Scontro tra il Comune di La Spezia e l’istituto Capellini – Sauro. A scatenare il conflitto è il regolamento “carriera alias” di cui la scuola si è dotata da quasi un anno. Nell’ultimo consiglio comunale della città ligure, lunedì scorso, la maggioranza ha approvato la mozione presentata dal consigliere del gruppo misto Fabio Cenerini che obbliga il primo cittadino a attivarsi per contattare e segnalare al competente Ufficio scolastico regionale e al Ministero la presenza di questa norma. Ad approvare il regolamento, a maggio del 2022, era stato il consiglio d’istituto su proposta del collegio docenti presieduto dal dirigente Antonio Fini, favorevole a questa novità.

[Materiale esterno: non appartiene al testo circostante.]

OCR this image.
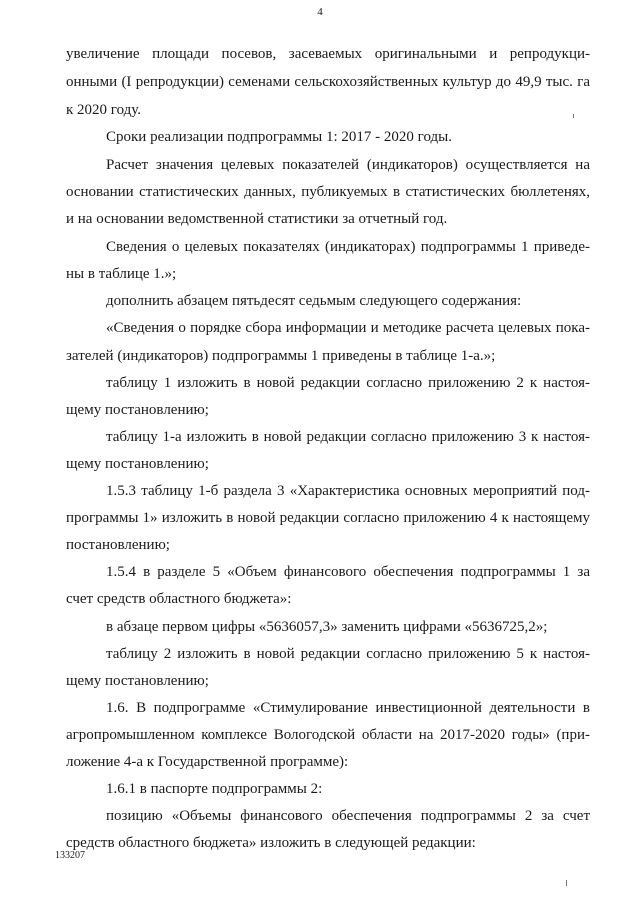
4
увеличение площади посевов, засеваемых оригинальными и репродукци-
онными (I репродукции) семенами сельскохозяйственных культур до 49,9 тыс. га
к 2020 году.
Сроки реализации подпрограммы 1: 2017 - 2020 годы.
Расчет значения целевых показателей (индикаторов) осуществляется на
основании статистических данных, публикуемых в статистических бюллетенях,
и на основании ведомственной статистики за отчетный год.
Сведения о целевых показателях (индикаторах) подпрограммы 1 приведе-
ны в таблице 1.»;
дополнить абзацем пятьдесят седьмым следующего содержания:
«Сведения о порядке сбора информации и методике расчета целевых пока-
зателей (индикаторов) подпрограммы 1 приведены в таблице 1-а.»;
таблицу 1 изложить в новой редакции согласно приложению 2 к настоя-
щему постановлению;
таблицу 1-а изложить в новой редакции согласно приложению 3 к настоя-
щему постановлению;
1.5.3 таблицу 1-б раздела 3 «Характеристика основных мероприятий под-
программы 1» изложить в новой редакции согласно приложению 4 к настоящему
постановлению;
1.5.4 в разделе 5 «Объем финансового обеспечения подпрограммы 1 за
счет средств областного бюджета»:
в абзаце первом цифры «5636057,3» заменить цифрами «5636725,2»;
таблицу 2 изложить в новой редакции согласно приложению 5 к настоя-
щему постановлению;
1.6. В подпрограмме «Стимулирование инвестиционной деятельности в
агропромышленном комплексе Вологодской области на 2017-2020 годы» (при-
ложение 4-а к Государственной программе):
1.6.1 в паспорте подпрограммы 2:
позицию «Объемы финансового обеспечения подпрограммы 2 за счет
средств областного бюджета» изложить в следующей редакции:
133207
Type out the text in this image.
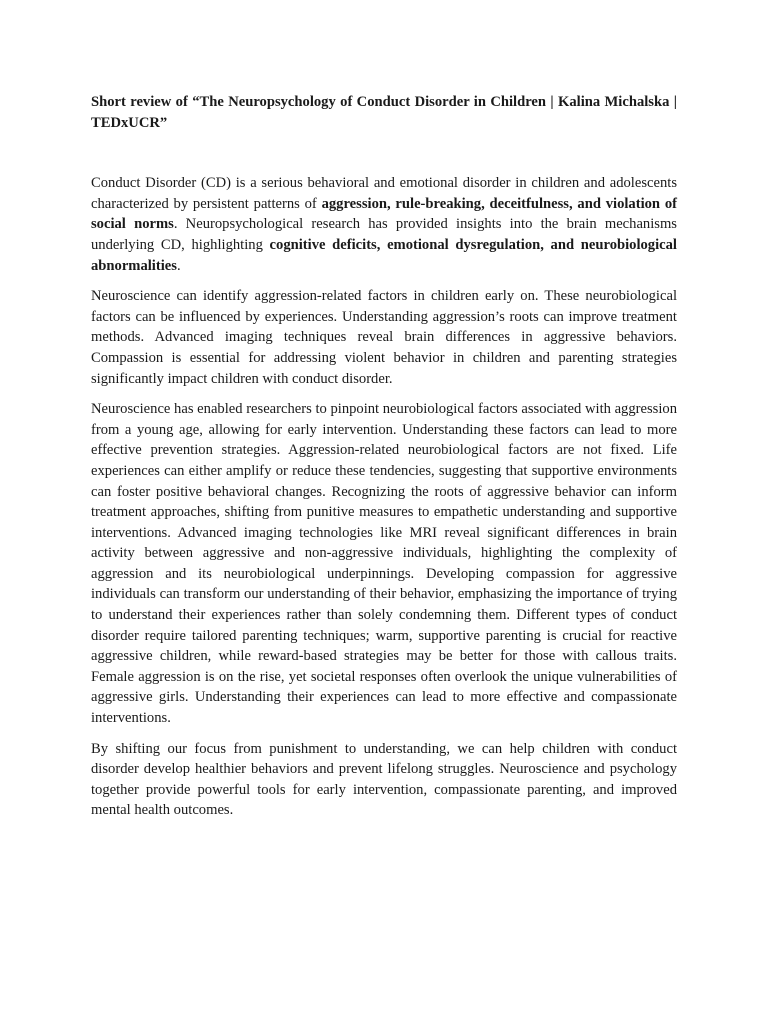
Short review of “The Neuropsychology of Conduct Disorder in Children | Kalina Michalska | TEDxUCR”

Conduct Disorder (CD) is a serious behavioral and emotional disorder in children and adolescents characterized by persistent patterns of aggression, rule-breaking, deceitfulness, and violation of social norms. Neuropsychological research has provided insights into the brain mechanisms underlying CD, highlighting cognitive deficits, emotional dysregulation, and neurobiological abnormalities.

Neuroscience can identify aggression-related factors in children early on. These neurobiological factors can be influenced by experiences. Understanding aggression’s roots can improve treatment methods. Advanced imaging techniques reveal brain differences in aggressive behaviors. Compassion is essential for addressing violent behavior in children and parenting strategies significantly impact children with conduct disorder.

Neuroscience has enabled researchers to pinpoint neurobiological factors associated with aggression from a young age, allowing for early intervention. Understanding these factors can lead to more effective prevention strategies. Aggression-related neurobiological factors are not fixed. Life experiences can either amplify or reduce these tendencies, suggesting that supportive environments can foster positive behavioral changes. Recognizing the roots of aggressive behavior can inform treatment approaches, shifting from punitive measures to empathetic understanding and supportive interventions. Advanced imaging technologies like MRI reveal significant differences in brain activity between aggressive and non-aggressive individuals, highlighting the complexity of aggression and its neurobiological underpinnings. Developing compassion for aggressive individuals can transform our understanding of their behavior, emphasizing the importance of trying to understand their experiences rather than solely condemning them. Different types of conduct disorder require tailored parenting techniques; warm, supportive parenting is crucial for reactive aggressive children, while reward-based strategies may be better for those with callous traits. Female aggression is on the rise, yet societal responses often overlook the unique vulnerabilities of aggressive girls. Understanding their experiences can lead to more effective and compassionate interventions.

By shifting our focus from punishment to understanding, we can help children with conduct disorder develop healthier behaviors and prevent lifelong struggles. Neuroscience and psychology together provide powerful tools for early intervention, compassionate parenting, and improved mental health outcomes.
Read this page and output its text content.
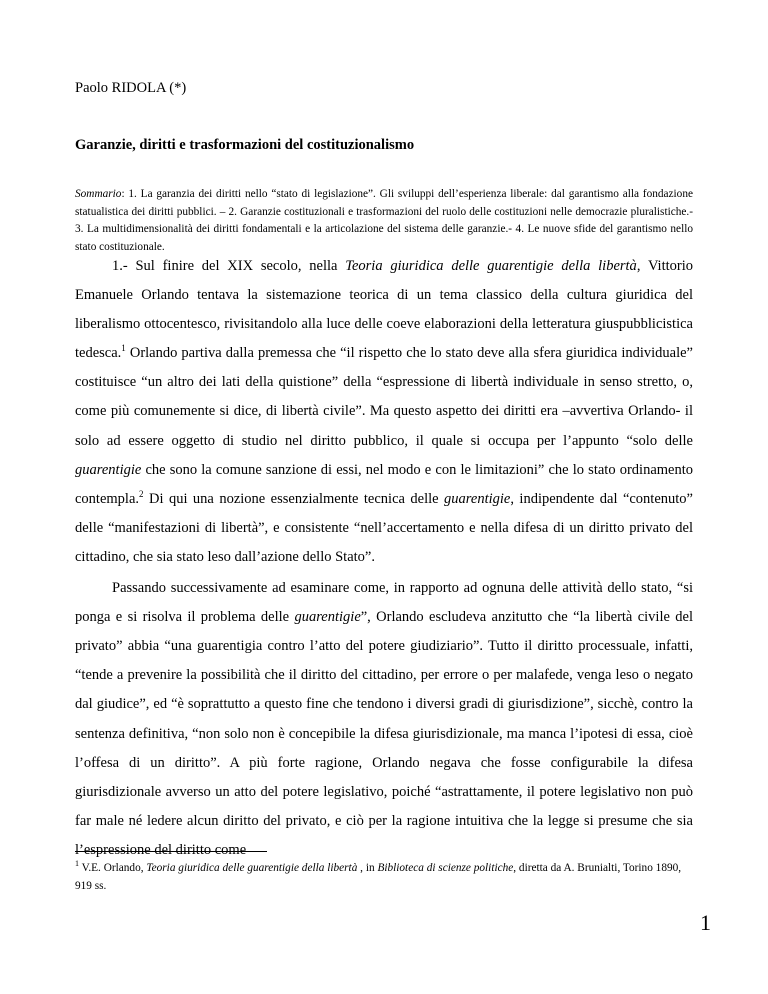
Paolo RIDOLA (*)
Garanzie, diritti e trasformazioni del costituzionalismo
Sommario: 1. La garanzia dei diritti nello “stato di legislazione”. Gli sviluppi dell’esperienza liberale: dal garantismo alla fondazione statualistica dei diritti pubblici. – 2. Garanzie costituzionali e trasformazioni del ruolo delle costituzioni nelle democrazie pluralistiche.- 3. La multidimensionalità dei diritti fondamentali e la articolazione del sistema delle garanzie.- 4. Le nuove sfide del garantismo nello stato costituzionale.

1.- Sul finire del XIX secolo, nella Teoria giuridica delle guarentigie della libertà, Vittorio Emanuele Orlando tentava la sistemazione teorica di un tema classico della cultura giuridica del liberalismo ottocentesco, rivisitandolo alla luce delle coeve elaborazioni della letteratura giuspubblicistica tedesca.$^1$ Orlando partiva dalla premessa che “il rispetto che lo stato deve alla sfera giuridica individuale” costituisce “un altro dei lati della quistione” della “espressione di libertà individuale in senso stretto, o, come più comunemente si dice, di libertà civile”. Ma questo aspetto dei diritti era –avvertiva Orlando- il solo ad essere oggetto di studio nel diritto pubblico, il quale si occupa per l’appunto “solo delle guarentigie che sono la comune sanzione di essi, nel modo e con le limitazioni” che lo stato ordinamento contempla.$^2$ Di qui una nozione essenzialmente tecnica delle guarentigie, indipendente dal “contenuto” delle “manifestazioni di libertà”, e consistente “nell’accertamento e nella difesa di un diritto privato del cittadino, che sia stato leso dall’azione dello Stato”.

Passando successivamente ad esaminare come, in rapporto ad ognuna delle attività dello stato, “si ponga e si risolva il problema delle guarentigie”, Orlando escludeva anzitutto che “la libertà civile del privato” abbia “una guarentigia contro l’atto del potere giudiziario”. Tutto il diritto processuale, infatti, “tende a prevenire la possibilità che il diritto del cittadino, per errore o per malafede, venga leso o negato dal giudice”, ed “è soprattutto a questo fine che tendono i diversi gradi di giurisdizione”, sicchè, contro la sentenza definitiva, “non solo non è concepibile la difesa giurisdizionale, ma manca l’ipotesi di essa, cioè l’offesa di un diritto”. A più forte ragione, Orlando negava che fosse configurabile la difesa giurisdizionale avverso un atto del potere legislativo, poiché “astrattamente, il potere legislativo non può far male né ledere alcun diritto del privato, e ciò per la ragione intuitiva che la legge si presume che sia l’espressione del diritto come

$^1$ V.E. Orlando, Teoria giuridica delle guarentigie della libertà , in Biblioteca di scienze politiche, diretta da A. Brunialti, Torino 1890, 919 ss.
1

Immediata era stata la reazione dell’associazione Pro Vita che aveva chiesto di sospendere le carriere alias. Ora però l’iniziativa è passata nella sede istituzionale dove 18 consiglieri (11 contrari) hanno sostenuto la tesi di Cenerini che ha sottolineato come nel regolamento di istituto non venga mai citata alcuna legge dello stato italiano a cui fare riferimento “ovviamente perché non esiste; soltanto all’articolo 9 si fa riferimento alla legge dello Stato e a quella europea, ma esclusivamente in materia di trattamento dei dati personali. Quindi l’istituto, come altri in Italia, per affermare le teorie gender, ha preso l’iniziativa di scavalcare le leggi del nostro Paese, andando verso un’idea dell’identità personale”. La maggioranza ha espresso la totale contrarietà al regolamento definendolo “in aperto contrasto con le normative vigenti in campo amministrativo, civile e potenzialmente anche penale”, poiché “l’amministrazione scolastica non ha alcun potere di modificare il nome anagrafico e l’identità legale di un individuo”.

A difendere a spada tratta la “carriera alias” è, invece, il preside Antonio Fini che contattato da ilFatto Quotidiano.it spiega: “In queste ore ho scritto una circolare a tutta la comunità scolastica e ai genitori per informarli della questione prima che la leggessero sui giornali locali e nazionali. Il nostro regolamento è simile a quello di circa altri duecento istituti e della totalità degli atenei. Nella mozione si è menzionata la teoria gender ma noi non ne parliamo proprio. Ciò che è stato approvato lo scorso mese di maggio è rivolto all’accoglienza delle persone: rispondiamo ai bisogni di ragazzi e ragazze che – ci tengo a ricordarlo – non sono obbligati a chiedere la carriera alias. Si tratta di abilitare delle possibilità, di tutelare i ragazzi, anche se fosse uno solo”.

Il preside ha pronta la riposta anche in merito alla legittimità dell’atto. “Sia chiaro che la sfera pubblica non è toccata. Per dirla con parole concrete: sul diploma appare il nome anagrafico. E’ una questione interna, il professore vede il nome elettivo di questa persona sul registro e lo chiama come l’allievo desidera. I gestori dei registri elettronici hanno persino già previsto il campo alias nelle transazioni interne”. Fini è persino ottimista: “Sono abituato a cercare qualcosa di buono, la segnalazione della mia scuola al ministero potrebbe essere la buona occasione per dire una parola di chiarezza”.